I actually designed and built two versions of the clock – the Micromate-80 (based on the original patent), and the Micromate-180, which incorporated the latest innovations. Only one unit of the Micromate-80 was ever built. This unit was extensively tested in tournament play for over a year and resulted in the development and commercialization of the Micromate-180. The Micromate-180 was truly revolutionary and clearly ahead of its time. It featured a rich repertoire of options for timing the game of chess including for example, the ability to set a fixed time per move, then add the unused time for each move to the player’s total time remaining. This feature, which I called “Accumulation”, became the linchpin of Bobby Fischer’s chess clock that was patented almost ten years later.

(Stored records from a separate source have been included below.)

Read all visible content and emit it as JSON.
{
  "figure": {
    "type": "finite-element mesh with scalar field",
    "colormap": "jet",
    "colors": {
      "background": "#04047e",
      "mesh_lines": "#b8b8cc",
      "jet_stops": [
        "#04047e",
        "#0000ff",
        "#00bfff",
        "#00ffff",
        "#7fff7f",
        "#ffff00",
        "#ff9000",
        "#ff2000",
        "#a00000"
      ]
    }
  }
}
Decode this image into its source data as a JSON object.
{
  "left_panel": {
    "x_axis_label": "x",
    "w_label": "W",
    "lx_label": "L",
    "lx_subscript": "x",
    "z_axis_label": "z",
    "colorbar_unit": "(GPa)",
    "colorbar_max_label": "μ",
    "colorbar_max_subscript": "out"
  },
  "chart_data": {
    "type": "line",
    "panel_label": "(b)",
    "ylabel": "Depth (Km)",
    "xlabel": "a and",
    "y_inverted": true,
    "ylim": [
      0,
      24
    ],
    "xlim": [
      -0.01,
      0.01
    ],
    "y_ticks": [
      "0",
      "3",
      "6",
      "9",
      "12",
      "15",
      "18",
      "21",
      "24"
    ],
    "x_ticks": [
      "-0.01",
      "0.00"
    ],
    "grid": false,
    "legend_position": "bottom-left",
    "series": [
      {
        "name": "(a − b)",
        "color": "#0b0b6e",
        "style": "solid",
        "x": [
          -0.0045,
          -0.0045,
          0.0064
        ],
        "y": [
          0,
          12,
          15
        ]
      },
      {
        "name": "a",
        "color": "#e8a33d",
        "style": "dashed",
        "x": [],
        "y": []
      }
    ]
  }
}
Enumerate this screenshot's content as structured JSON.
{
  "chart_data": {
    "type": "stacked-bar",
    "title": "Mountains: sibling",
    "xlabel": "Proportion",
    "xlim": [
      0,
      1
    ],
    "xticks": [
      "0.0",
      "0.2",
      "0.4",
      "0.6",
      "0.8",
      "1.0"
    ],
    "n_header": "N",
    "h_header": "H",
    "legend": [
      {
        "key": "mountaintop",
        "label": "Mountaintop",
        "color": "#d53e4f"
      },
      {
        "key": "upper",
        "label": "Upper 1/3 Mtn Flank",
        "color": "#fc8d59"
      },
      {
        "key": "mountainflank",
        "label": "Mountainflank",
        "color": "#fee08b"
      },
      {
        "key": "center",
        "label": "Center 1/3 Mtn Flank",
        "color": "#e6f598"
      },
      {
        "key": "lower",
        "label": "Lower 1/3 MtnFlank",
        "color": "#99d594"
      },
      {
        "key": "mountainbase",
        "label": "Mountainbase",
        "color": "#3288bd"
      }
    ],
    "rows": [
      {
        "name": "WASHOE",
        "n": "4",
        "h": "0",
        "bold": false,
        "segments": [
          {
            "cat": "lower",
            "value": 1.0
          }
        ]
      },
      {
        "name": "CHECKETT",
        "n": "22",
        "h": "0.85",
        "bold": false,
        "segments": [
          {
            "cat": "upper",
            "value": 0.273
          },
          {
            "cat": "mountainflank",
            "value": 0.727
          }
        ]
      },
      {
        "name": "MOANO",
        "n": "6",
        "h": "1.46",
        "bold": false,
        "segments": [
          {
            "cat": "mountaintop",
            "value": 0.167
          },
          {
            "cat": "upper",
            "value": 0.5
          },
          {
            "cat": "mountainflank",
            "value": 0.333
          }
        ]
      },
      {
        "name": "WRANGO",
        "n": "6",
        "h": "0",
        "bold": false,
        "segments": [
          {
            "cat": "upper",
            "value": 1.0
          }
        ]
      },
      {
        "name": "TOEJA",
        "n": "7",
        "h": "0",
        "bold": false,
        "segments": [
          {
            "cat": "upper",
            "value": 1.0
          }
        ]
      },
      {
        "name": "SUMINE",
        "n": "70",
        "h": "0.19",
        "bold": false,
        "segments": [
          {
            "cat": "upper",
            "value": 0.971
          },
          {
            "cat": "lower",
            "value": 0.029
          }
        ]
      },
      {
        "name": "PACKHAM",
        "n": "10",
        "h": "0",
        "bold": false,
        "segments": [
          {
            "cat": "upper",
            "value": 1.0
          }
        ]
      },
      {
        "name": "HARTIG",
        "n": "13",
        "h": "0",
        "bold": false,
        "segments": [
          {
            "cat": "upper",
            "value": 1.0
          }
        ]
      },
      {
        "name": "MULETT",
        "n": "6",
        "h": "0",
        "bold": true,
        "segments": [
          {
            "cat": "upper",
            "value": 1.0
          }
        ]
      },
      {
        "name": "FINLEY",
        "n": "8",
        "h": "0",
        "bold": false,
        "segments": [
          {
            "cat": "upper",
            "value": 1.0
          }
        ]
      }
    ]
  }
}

Some of the innovations claimed for and incorporated in the Micromate were:

• Down counting clocks showing the time remaining to each player. Interestingly, Ed Edmondson who headed the USCF at the time, strongly objected to this concept on historic grounds. So much so that for more than a year he refused to allow me to advertise the Micromate in Chess Life. Eventually he relented, and the Micromate was promoted with full-page adverts. In 1980 I donated one of the Micromate-180 units and a copy of my thesis to the USCF’s museum.

• Extremely accurate, the Micromate depicted time to the nearest second. The merit of this capability was first demonstrated at the Lone Pine tournament in 1979, where a grandmaster game was decide with just about one second left on the clock! This Lone Pine tournament was the first international event in which the Micromate-180 was used to time an officially sanctioned game (Formanek vs. Chandler), and was used by the contemporary challenger, Viktor Korchnoi (photos available).

• The clock was fully programmable by the user. A large variety of game types and time permutations were possible.

• Time lost to an illegal move was recoverable, even to several moves back, since the clock recorded the time for all moves.

More comprehensive information, including a user manual, is available.

In 1981, after selling about 200 units (at about $200/unit) and when it became clear that the Micromate-180 would never be a commercial success, I pulled the product off the market. Reality confirmed my thesis’ conclusions and I could no longer afford to support the substantial cost of this project.

My current interest is simply to preserve my place in chess history as the inventor and first commercial producer of the digital chess clock and of the many innovative features that it pioneered. I am sure that in time most or all of these innovations will become commonplace.

Sincerely,


Joseph Meshi —Preceding unsigned comment added by Joemeshi (talkcontribs) 01:48, 28 November 2007 (UTC)[reply]

Earlier Yet?

Some early chess competitions used sand glasses to enforce time limits on moves. I don't know any details. One can imagine that two such tubes could be set in a holder at right angles to one another, so that one would stop as the other ran. WHPratt (talk) 16:17, 13 November 2009 (UTC)[reply]

Final Delay / Gong

This article doesn't mention the final delay: the players have a limited amount of time to play one move (for exemple 10 seconds/move) either for the whole game or for the final part of the game. Someone should write about it.